Despite a slowdown in economic growth, aviation giants at the Singapore Airshow still view China as being the most promising market in the near future and beyond.
Boeing and Airbus have both published their expectations for the next 20 years in the aviation industry, and see strong growth in Asia Pacific market, with China, as they have stated, clearly having the most growth potential of all the markets.
According to Boeing, Chinese airlines will require about 6,330 new planes worth around 950 billion U.S. dollars over the next two decades, which accounts for about 17 percent of the global total.
Meanwhile, Airbus China said that since 2010, the number of new aircraft deliveries have remained above 100 every year, with a total of 158 aircraft delivered last year, representing about one quarter of the total number in the Asia Pacific region.

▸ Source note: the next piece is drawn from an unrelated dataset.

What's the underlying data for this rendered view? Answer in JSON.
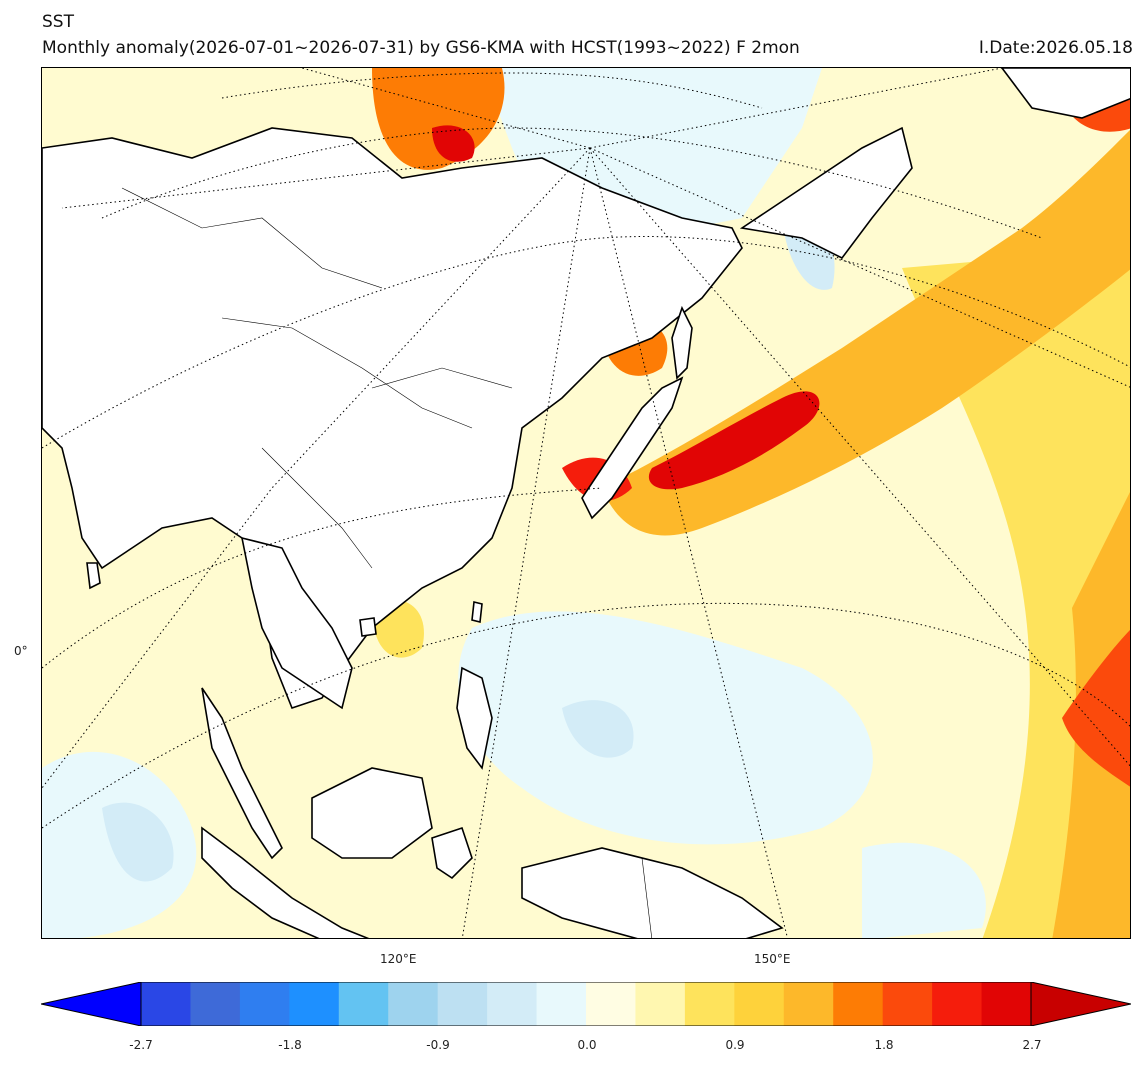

Over the next 20 years, Airbus expects China to require about 5,400 new planes, comprising 40 percent of deliveries for the whole Asia Pacific region.
China's annual economic growth has dropped to its lowest level since 1990 at 6.9 percent last year, and emerging markets in the region have also encountered major fluctuations in stock markets, therefore, concerns have been voiced about whether the slowdown of regional economic growth, especially the slowdown of China, would pose risks to the aviation market during the airshow.
John Leahy, Chief Operating Officer of Customers of Airbus said that he expects to see double digit growth in terms of aviation traffic in the Chinese market every year, while Fabrice Bregier, Airbus President and CEO stressed the company's confidence in the still burgeoning Chinese market.
"We don't see the slowdown, our competitors don't see it, our customers don't see it, we have never been so happy," he said.
Despite cooling GDP growth, total consumption in China has been climbing, which contributed 66.4 percent to economic growth last year and becoming a new growth driver for the world's second largest economy, while tourism has also notably expanded.
According to statistics from the Civil Aviation Administration of China, it is estimated that passengers made a total of 440 million trips in 2015, up 11.4 percent on year. International routes also registered an explosion, increasing to 660 international routes.
It's the strong growth that keeps new orders flooding into the books of these aviation giants.
On the second day of the Singapore Airshow, China's Okay Airways signed a contract for 12 Boeing 737 jets, making it the first Chinese airline to order the 737 MAX 9 series.
Multinational conglomerate Honeywell have been present in the Chinese market for decades. Its Asia Pacific Business Development Director Paul Nef told Xinhua that China, as a huge market, still has great potential in the aviation industry.
"Most major cities in China now have airports, but many of the middle-sized cities don't have as of yet. A middle-sized city can be seen as a major city in other countries, so there's plenty of potential in China."
Nef has been in China since 1981, who now speaks fluent Chinese. He said that Honeywell has been cooperating with Chinese companies including the Commercial Aircraft Corporation of China Ltd. as well as the Aviation Industry Corporation of China on many programs and he has also witnessed the dramatic change in the Chinese aviation industry.
And with the dynamic evolution of the aviation market, Honeywell has also adjusted its focus from facilities manufacturing to air traffic management and maintenance, overhaul and repair.
With the number of airlines growing, some companies are looking for international companies such as Honeywell to outsource their operations and maintenance services to. That, from Nef's point of view, would create a new growth area in the Chinese aviation market.
Another area with growth potential is the low-cost carrier sector, Nef said. Low cost carriers now account for an average of 30 percent of market share in North America, Europe as well as the whole of the Asia Pacific region, yet currently only accounts for 8 percent of the market share in China.
"Low cost carriers can break the traditional idea of the aviation industry and create a new model of affordable travel. Especially for short-haul flights, low cost carriers definitely fit market demand here," he said.